狩野川カンフーブリッジ
@Soul_Pride
第1話
────つまらない人生だな、お前。
今際の際のか細い声で。そんなことを言い放った女の頭を、男は躊躇なく踏んで潰した。
血と頭蓋と脳漿が飛び散る凄惨なものになるが、男は何の感慨もない。
既にこの場──国の中枢たる首都、東京の霞が関から半径十キロ圏内において、死者しかいないのだ。
その数は、約五十万。
その全てが、男が手にかけた結果だ。今更一人増えた程度で何も思わない。
たとえそれが、かつて首相と呼ばれた女であってもだ。
「つまんない、ねえ」
男の内には珍しく、響くものがあった。いつもは憎悪と悲嘆に満ちた声を向けられてきたから、逆に新鮮な気になった。
つまらない人生だな、と言われて。
「……そうだな。つまんねえな」
頷き、苦笑いが浮かぶ。
この惨劇を起こした動機も、できるかどうか試したかったからやった。それだけだ。
無意味に邪悪。そして、空虚。
……そんなものが、世界を傾かせる暴力を持っている。
酷く、つまらない。幕引きの舞台装置にしても、あまりに粗末。
「それが、俺か」
笑いが止まらない。哄笑が虚しく、地獄に響く。
直後、米軍の爆撃により、東京は灰燼に帰し。
されど、その悪魔の笑い声は止まることはなかった。
五月の陽気は、眠りを誘うには十分なもの。
その上、教師のつまらない授業と一定のリズムで黒板を打つチョークの音は、催眠術もかくやというほど。

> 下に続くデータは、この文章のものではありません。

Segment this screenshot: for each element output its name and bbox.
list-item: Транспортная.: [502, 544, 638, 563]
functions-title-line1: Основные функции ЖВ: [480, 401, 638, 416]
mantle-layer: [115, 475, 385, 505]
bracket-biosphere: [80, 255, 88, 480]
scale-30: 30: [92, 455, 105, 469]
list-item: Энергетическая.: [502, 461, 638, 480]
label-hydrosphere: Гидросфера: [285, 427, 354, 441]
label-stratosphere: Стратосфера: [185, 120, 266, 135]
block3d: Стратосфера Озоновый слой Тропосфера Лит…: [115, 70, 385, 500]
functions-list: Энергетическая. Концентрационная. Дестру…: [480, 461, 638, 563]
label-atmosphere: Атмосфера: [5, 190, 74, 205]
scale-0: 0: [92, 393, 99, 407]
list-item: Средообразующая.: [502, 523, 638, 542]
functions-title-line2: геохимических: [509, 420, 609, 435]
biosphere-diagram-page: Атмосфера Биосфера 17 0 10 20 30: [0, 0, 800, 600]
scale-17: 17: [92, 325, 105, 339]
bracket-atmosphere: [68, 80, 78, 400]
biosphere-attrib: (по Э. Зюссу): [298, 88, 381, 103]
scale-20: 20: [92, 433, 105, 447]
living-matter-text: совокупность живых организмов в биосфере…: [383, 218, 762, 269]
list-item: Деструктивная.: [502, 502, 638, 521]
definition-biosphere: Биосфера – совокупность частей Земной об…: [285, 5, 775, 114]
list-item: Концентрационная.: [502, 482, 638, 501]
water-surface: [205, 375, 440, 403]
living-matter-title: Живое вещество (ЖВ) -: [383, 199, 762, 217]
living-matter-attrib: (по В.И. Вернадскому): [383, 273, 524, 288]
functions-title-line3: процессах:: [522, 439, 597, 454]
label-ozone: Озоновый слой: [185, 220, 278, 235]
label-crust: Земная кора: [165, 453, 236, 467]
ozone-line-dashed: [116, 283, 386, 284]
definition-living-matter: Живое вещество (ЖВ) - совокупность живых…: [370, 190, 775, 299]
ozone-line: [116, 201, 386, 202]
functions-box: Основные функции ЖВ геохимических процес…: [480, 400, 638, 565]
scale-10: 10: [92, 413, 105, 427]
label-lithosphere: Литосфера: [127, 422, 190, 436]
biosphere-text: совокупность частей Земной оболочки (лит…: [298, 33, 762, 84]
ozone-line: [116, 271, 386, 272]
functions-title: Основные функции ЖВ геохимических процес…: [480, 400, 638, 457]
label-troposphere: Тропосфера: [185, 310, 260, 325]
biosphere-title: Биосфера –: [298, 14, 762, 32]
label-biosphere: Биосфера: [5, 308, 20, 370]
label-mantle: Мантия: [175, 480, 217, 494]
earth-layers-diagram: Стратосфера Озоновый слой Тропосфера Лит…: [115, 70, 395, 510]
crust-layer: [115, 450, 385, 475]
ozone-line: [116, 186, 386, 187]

だからこうして、机の上で寝そべってしまうのは何も悪くない。
そして眠りを阻むクラスメイトも教師も、幸か不幸か存在しなかった。
あっという間に日は真上に昇っていき、そして西へと沈んでいき……。
目を覚まさせたのは、夕暮れの紅の光だった。
「いっつ……」
背筋を伸ばし、首を上下左右に回せばバキポキと関節の心地よい音が鳴る。
目覚めたばかりでぼやけた視界を、目やにを擦り取りながらピントを合わせていく。
教室の時計を見れば、現時刻は午後四時丁度。窓から外のグラウンドを見れば野球部やサッカー部が部活動に勤しんでいて、吹奏楽部の練習も別棟の校舎にある音楽室から耳に届いている。
「行くか」
教科書も何も入っていない薄っぺらい学生カバンを持ち、下校する。
下駄箱から外へと出てすぐ、校舎を優に越える高さに跳躍した。
「よっと」
空気を、蹴る。靴底越しに確かに伝わる感触を、思いっきり踏み抜き──。
その瞬間、ゼロ速から亜音速に到達。
途中、方向転換で空気の破裂音と共に稲妻の如く軌道を変えながら……ものの一分足らずで、目的地へ到着する。
「遅い」
川沿いの、市内中央部にある公園に待ち人はいた。
ベンチに座って瓶カップの酒を呷る、ジャージ姿の男。
「師匠、また安酒?」
「高い酒なんざ色々飲んだが、これが一番旨いんだよ」
「体壊すよ」
「生まれてこの方、風邪もひいたことはない」
師匠と呼ばれた飲んだくれの男は、まるでそれが唯一の自慢かのように胸を張っていた。
直後、飲み干した空の瓶を躊躇なく顔面へと投げつけてきた。
それを無造作に、羽虫を追い払うかのように手で弾き飛ばし。明後日の方向へと飛んで行った空瓶は、ペールボックスの入り口に吸い込まれていった。
「自分で捨ててよ」
「修行すんぞ」
「はいはい」
言うだけもう無駄。呆れたり、怒ったり、そんな段階はとうの昔に通り過ぎている。
弟子、
ゆるく、そっけない。彼ら二人だけの武門師弟のつまらない日々。